We will show you how to use effects such as synchronizing multiple expressions to one single mouth element, and adding and removing shapes for sounds that are not recognized correctly by the automated lip-sync tool.
Accurate Lip-Synching is an important step towards making a convincing animated character. Toon Boom Studio offers this amazing tool that allows you to automatically synchronize a sound to a character’s mouth element. But why limit it to only that? In this article we will introduce you to some advanced lip-synching techniques you can use to produce results that will amaze your audience. We will show you how to use effects such as synchronizing multiple expressions to one single mouth element, and adding and removing shapes for sounds that are not recognized correctly by the automated lip-sync tool.
First we will do a quick overview of the lip-synching function.
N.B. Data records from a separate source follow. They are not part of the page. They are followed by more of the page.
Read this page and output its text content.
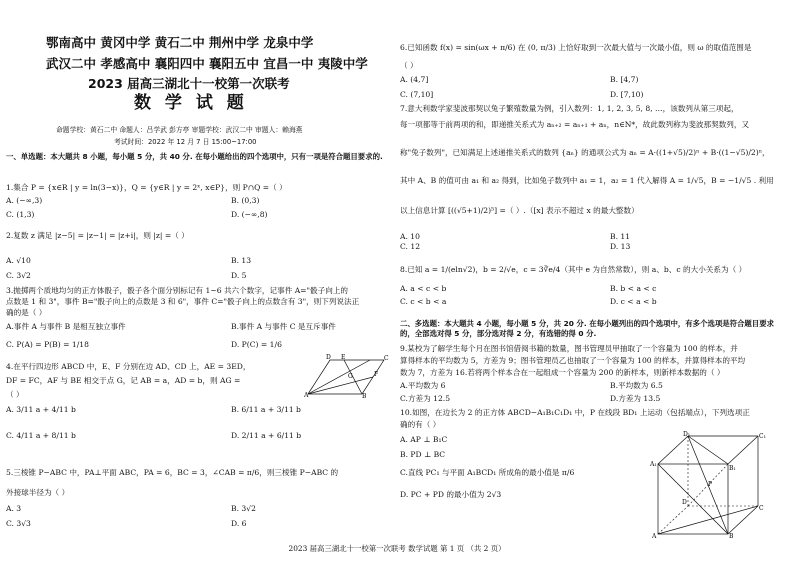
鄂南高中 黄冈中学 黄石二中 荆州中学 龙泉中学
武汉二中 孝感高中 襄阳四中 襄阳五中 宜昌一中 夷陵中学
2023 届高三湖北十一校第一次联考
数 学 试 题
命题学校：黄石二中 命题人：吕学武 彭方亭 审题学校：武汉二中 审题人：赖海燕
考试时间：2022 年 12 月 7 日 15:00~17:00
一、单选题：本大题共 8 小题，每小题 5 分，共 40 分. 在每小题给出的四个选项中，只有一项是符合题目要求的.
1.集合 P = {x∈R | y = ln(3−x)}，Q = {y∈R | y = 2ˣ, x∈P}，则 P∩Q =（ ）
A. (−∞,3)	B. (0,3)
C. (1,3)	D. (−∞,8)
2.复数 z 满足 |z−5| = |z−1| = |z+i|，则 |z| =（ ）
A. √10	B. 13
C. 3√2	D. 5
3.抛掷两个质地均匀的正方体骰子，骰子各个面分别标记有 1~6 共六个数字，记事件 A="骰子向上的
点数是 1 和 3"，事件 B="骰子向上的点数是 3 和 6"，事件 C="骰子向上的点数含有 3"，则下列说法正
确的是（ ）
A.事件 A 与事件 B 是相互独立事件	B.事件 A 与事件 C 是互斥事件
C. P(A) = P(B) = 1/18	D. P(C) = 1/6
4.在平行四边形 ABCD 中，E、F 分别在边 AD、CD 上，AE = 3ED，
DF = FC，AF 与 BE 相交于点 G，记 AB = a，AD = b，则 AG =
（ ）
A. 3/11 a + 4/11 b	B. 6/11 a + 3/11 b
C. 4/11 a + 8/11 b	D. 2/11 a + 6/11 b
A	B
C
D E
F
G
5.三棱锥 P−ABC 中，PA⊥平面 ABC，PA = 6，BC = 3，∠CAB = π/6，则三棱锥 P−ABC 的
外接球半径为（ ）
A. 3	B. 3√2
C. 3√3	D. 6
6.已知函数 f(x) = sin(ωx + π/6) 在 (0, π/3) 上恰好取到一次最大值与一次最小值，则 ω 的取值范围是
（ ）
A. (4,7]	B. [4,7)
C. (7,10]	D. [7,10)
7.意大利数学家斐波那契以兔子繁殖数量为例，引入数列：1, 1, 2, 3, 5, 8, …，该数列从第三项起，
每一项都等于前两项的和，即递推关系式为 aₙ₊₂ = aₙ₊₁ + aₙ，n∈N*，故此数列称为斐波那契数列，又
称"兔子数列"，已知满足上述递推关系式的数列 {aₙ} 的通项公式为 aₙ = A·((1+√5)/2)ⁿ + B·((1−√5)/2)ⁿ，
其中 A、B 的值可由 a₁ 和 a₂ 得到，比如兔子数列中 a₁ = 1，a₂ = 1 代入解得 A = 1/√5，B = −1/√5 . 利用
以上信息计算 [((√5+1)/2)⁵] =（ ）.（[x] 表示不超过 x 的最大整数）
A. 10	B. 11
C. 12	D. 13
8.已知 a = 1/(eln√2)，b = 2/√e，c = 3∛e/4（其中 e 为自然常数），则 a、b、c 的大小关系为（ ）
A. a < c < b	B. b < a < c
C. c < b < a	D. c < a < b
二、多选题：本大题共 4 小题，每小题 5 分，共 20 分. 在每小题列出的四个选项中，有多个选项是符合题目要求的，全部选对得 5 分，部分选对得 2 分，有选错的得 0 分.
9.某校为了解学生每个月在图书馆借阅书籍的数量，图书管理员甲抽取了一个容量为 100 的样本，并
算得样本的平均数为 5，方差为 9；图书管理员乙也抽取了一个容量为 100 的样本，并算得样本的平均
数为 7，方差为 16.若将两个样本合在一起组成一个容量为 200 的新样本，则新样本数据的（ ）
A.平均数为 6	B.平均数为 6.5
C.方差为 12.5	D.方差为 13.5
10.如图，在边长为 2 的正方体 ABCD−A₁B₁C₁D₁ 中，P 在线段 BD₁ 上运动（包括端点），下列选项正
确的有（ ）
A. AP ⊥ B₁C
B. PD ⊥ BC
C.直线 PC₁ 与平面 A₁BCD₁ 所成角的最小值是 π/6
D. PC + PD 的最小值为 2√3
D₁	C₁
A₁
B₁
P
D
C
A	B
2023 届高三湖北十一校第一次联考 数学试题 第 1 页 （共 2 页）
To lip-synch an element you will first need to have a sound and a drawing element containing the according mouth shapes. Once you have imported the sound into the application you will need to enable lip-synching by going to the edit sound window and pressing the lip-sync button after selecting the sound track. Then simply right-click in the header of the sound element to get the Lip Sync Mapping feature.
You might wish to use sound tracks with multiple feelings expressed in them and having only one shape to synchronize to the sound might not be enough. For example, the mouth shape B would look different if the character was sad. Therefore you might need to add several mouth shapes for one sound in the same element to fit the different expressions needed.
Once you have those extra shapes done, there is a trick to get them synchronized to the sound without having to use a whole new element. The first thing to do, is to create a clone of your mouth element. This clone will be used to temporarily synchronize the sound. Make sure that this element is the top layer of your animation to prevent any confusion later on. Once the clone is done, you will need to open the Modify Lip Sync Mapping function on your sound. Make sure that your target element is the first mouth element on top. Then, assign your mouth with the first expression to the element. When done, you will see that the clone element has been synchronized to the sound. Now you need to turn on the sound playback in the Play top menu and afterwards turn on the sound scrubbing. These functions will help you to define what the range of a certain expression is. Once determined, copy the exposure range from the clone to the original mouth element. Now the only thing left to do is to repeat the same process by making sure to copy the range that was not yet mapped. Once you have finished mapping the whole sound you can delete the cloned element as it will no longer be used.
It is now time to fine tune the lip synchronization. First you need to see how accurately your animation is synchronized to the sound. Making a full exportation of the movie is the most accurate way to do so. From time to time, you might notice that your mouth seems to be moving too much in certain words or sentences. This is basically due to the fact that the lip-synching function recognizes every variation in the sound and some of the sound that gets picked up should not necessarily be a new shape but might be a transition shape from one mouth to another. One great way to know if the mouths that have been generated are correct is by saying the text yourself. If you pay close attention, you will notice that some of the shapes that have been mapped might not need to be there. After identifying those mistakes, you can easily fix them by using the cell swapper from the cell tab of the properties window. You might also figure out that some sounds might need some extra mouth shapes for the lip-synching to be really convincing. Once you find out where you need to add those extra mouths, you can simply input a new mouth name in the exposure sheet in those locations and draw them directly in there.
The last thing to do would be to export your animation and see if everything is fine. If you are to export to Flash, an important thing would be to trigger on the Streamed checkbox in the middle right of the sound editor to make sure that your sound keeps its synchronization with the drawing. Since the Flash format is loaded progressively as the animation is played, your image might take more time than your sound to load and you will notice inconsistencies in the lip synch from one playback to another if the Streamed option is not triggered.